While tea partiers want to see $4 trillion or $5 trillion or more cut from future spending, the RATP apparently doesn’t see this latest failure as a setback. As if it was news, Dyer reports to the membership that the cuts would not take effect, under any circumstances, until January of 2013. Maybe he doesn’t realize that we’re already into the 2012 fiscal year and, logistically, Congress can’t start cutting tomorrow.
In any event, Dyer is right to point out that Congress could still circumvent the automatic domestic and defense cuts that now serve as Plan B. Relying upon the reporting of The Washington Post, the prospect of such shenanigans is mentioned on the RATP site in a matter-of-fact manner, not with any hint of outrage.
It’s typical, Dyer said, for Washington to kick the can down the road. Don’t expect any action on the deficit for more than a year.

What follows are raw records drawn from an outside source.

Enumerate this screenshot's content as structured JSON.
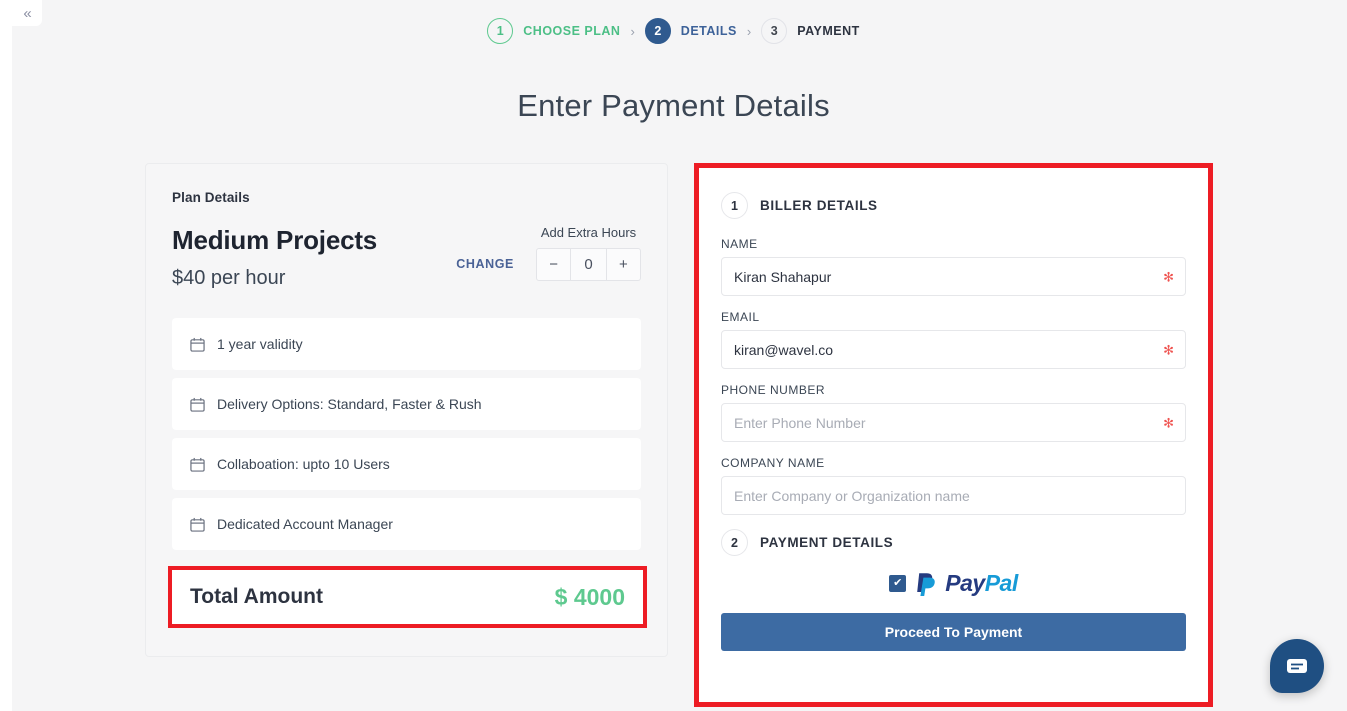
{
  "sidebar": {
    "collapse_icon": "double-chevron-left",
    "collapse_glyph": "«"
  },
  "stepper": {
    "steps": [
      {
        "num": "1",
        "label": "CHOOSE PLAN",
        "state": "done"
      },
      {
        "num": "2",
        "label": "DETAILS",
        "state": "active"
      },
      {
        "num": "3",
        "label": "PAYMENT",
        "state": "todo"
      }
    ],
    "separator": "›"
  },
  "page": {
    "title": "Enter Payment Details"
  },
  "plan": {
    "section_label": "Plan Details",
    "name": "Medium Projects",
    "price": "$40 per hour",
    "change_label": "CHANGE",
    "extra_hours_label": "Add Extra Hours",
    "extra_hours_value": "0",
    "minus_glyph": "−",
    "plus_glyph": "+",
    "features": [
      {
        "icon": "calendar-icon",
        "text": "1 year validity"
      },
      {
        "icon": "calendar-icon",
        "text": "Delivery Options: Standard, Faster & Rush"
      },
      {
        "icon": "calendar-icon",
        "text": "Collaboation: upto 10 Users"
      },
      {
        "icon": "calendar-icon",
        "text": "Dedicated Account Manager"
      }
    ],
    "total_label": "Total Amount",
    "total_value": "$ 4000"
  },
  "biller": {
    "step_num": "1",
    "title": "BILLER DETAILS",
    "fields": [
      {
        "label": "NAME",
        "value": "Kiran Shahapur",
        "placeholder": "",
        "required": true
      },
      {
        "label": "EMAIL",
        "value": "kiran@wavel.co",
        "placeholder": "",
        "required": true
      },
      {
        "label": "PHONE NUMBER",
        "value": "",
        "placeholder": "Enter Phone Number",
        "required": true
      },
      {
        "label": "COMPANY NAME",
        "value": "",
        "placeholder": "Enter Company or Organization name",
        "required": false
      }
    ],
    "required_star": "✻"
  },
  "payment": {
    "step_num": "2",
    "title": "PAYMENT DETAILS",
    "method": "PayPal",
    "method_pay": "Pay",
    "method_pal": "Pal",
    "checked": true,
    "check_glyph": "✔",
    "proceed_label": "Proceed To Payment"
  },
  "chat": {
    "icon": "chat-message-icon"
  },
  "colors": {
    "accent_blue": "#3d6ba3",
    "step_active": "#2f5a8f",
    "step_done_green": "#4cbf86",
    "total_green": "#5ec98f",
    "annotation_red": "#ed1c24",
    "required_red": "#ef5350",
    "paypal_dark": "#253b80",
    "paypal_light": "#179bd7"
  }
}
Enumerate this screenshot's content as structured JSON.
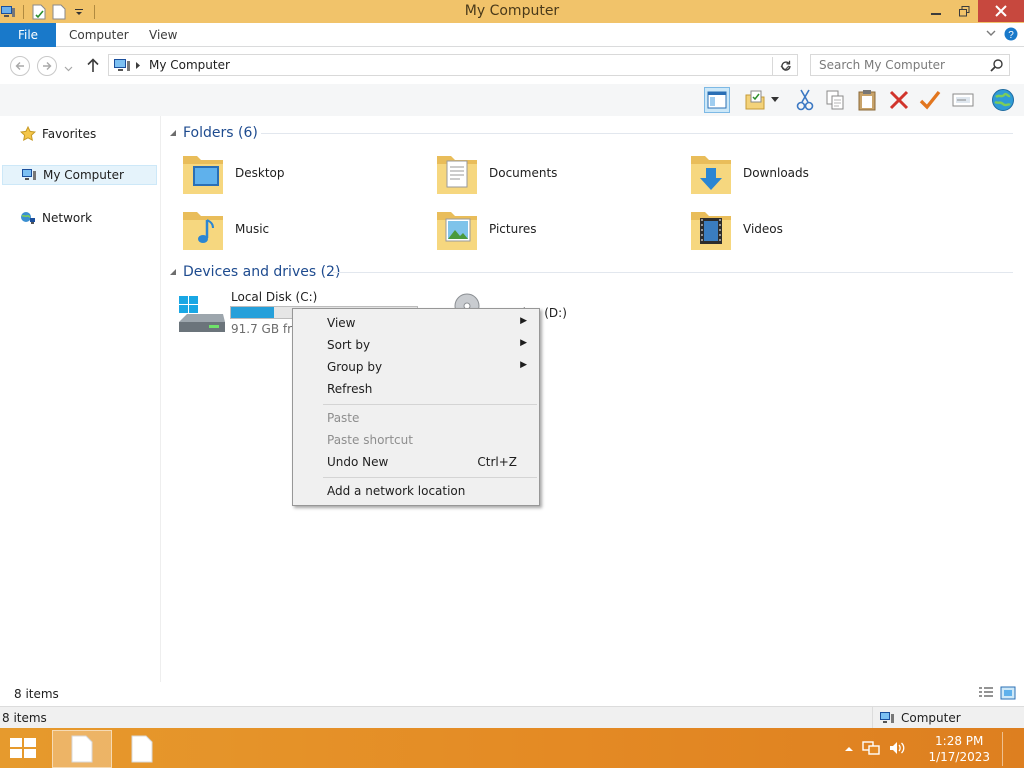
{
  "window": {
    "title": "My Computer"
  },
  "ribbon": {
    "tabs": [
      "File",
      "Computer",
      "View"
    ],
    "chevron_icon": "chevron-down-icon",
    "help_icon": "help-icon"
  },
  "address": {
    "path": "My Computer",
    "search_placeholder": "Search My Computer"
  },
  "toolbar": {
    "buttons": [
      "preview-pane-icon",
      "properties-icon",
      "cut-icon",
      "copy-icon",
      "paste-icon",
      "delete-icon",
      "checkmark-icon",
      "rename-icon",
      "globe-icon"
    ]
  },
  "navigation": {
    "items": [
      {
        "label": "Favorites",
        "icon": "star-icon"
      },
      {
        "label": "My Computer",
        "icon": "computer-icon"
      },
      {
        "label": "Network",
        "icon": "network-icon"
      }
    ]
  },
  "content": {
    "folders_header": "Folders (6)",
    "folders": [
      {
        "label": "Desktop"
      },
      {
        "label": "Documents"
      },
      {
        "label": "Downloads"
      },
      {
        "label": "Music"
      },
      {
        "label": "Pictures"
      },
      {
        "label": "Videos"
      }
    ],
    "drives_header": "Devices and drives (2)",
    "drives": [
      {
        "label": "Local Disk (C:)",
        "free": "91.7 GB free",
        "used_fraction": 0.23
      },
      {
        "label": "CD Drive (D:)"
      }
    ]
  },
  "context_menu": {
    "items": [
      {
        "label": "View",
        "submenu": true
      },
      {
        "label": "Sort by",
        "submenu": true
      },
      {
        "label": "Group by",
        "submenu": true
      },
      {
        "label": "Refresh"
      },
      {
        "label": "Paste",
        "disabled": true
      },
      {
        "label": "Paste shortcut",
        "disabled": true
      },
      {
        "label": "Undo New",
        "shortcut": "Ctrl+Z"
      },
      {
        "label": "Add a network location"
      }
    ]
  },
  "status": {
    "items_count": "8 items",
    "items_count_bottom": "8 items",
    "location": "Computer"
  },
  "taskbar": {
    "time": "1:28 PM",
    "date": "1/17/2023"
  },
  "colors": {
    "titlebar": "#f1c36a",
    "file_tab": "#1979ca",
    "close_button": "#c7483e",
    "taskbar": "#e48a24",
    "group_header": "#1e4b8f",
    "disk_fill": "#26a0da"
  }
}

Frankly, it’s hard to imagine how any tea partier could see a historic deficit-cutting committee fail, then predict that the fallback plan of mandated cuts would be manipulated and ignored by Congress, and then proclaim that it’s somehow a ho-hum moment.
Here’s the RATP post:
“Have you noticed the incredible amount of media attention focused upon the so called ‘supercommittee?’ With all this attention you would think that their gridlock will destroy the world as we know it. Of course, like most things that happen in Washington, it is a total fantasy.
“Sure there is a ‘deadline’ to make a deal before Thanksgiving, but it is an illusion of a crisis. How many times have we seen this happen over the last several years? They conjure up a crisis for no apparent reason. They do it because the technique works very well.
“It manipulates the American people, while facilitating the politicians doing really dumb things, under the pressure to solve the crisis of the moment. The truth is that the deadline is more than a year out. … That is when the automatic cuts take effect. So don’t let the folly of the supercommittee ruin your Thanksgiving. The country will still be here next Monday.
“This whole thing will likely get kicked down the road to the next Congress after the 2012 election. It seems like everything in the country is on hold until after the 2012 election.”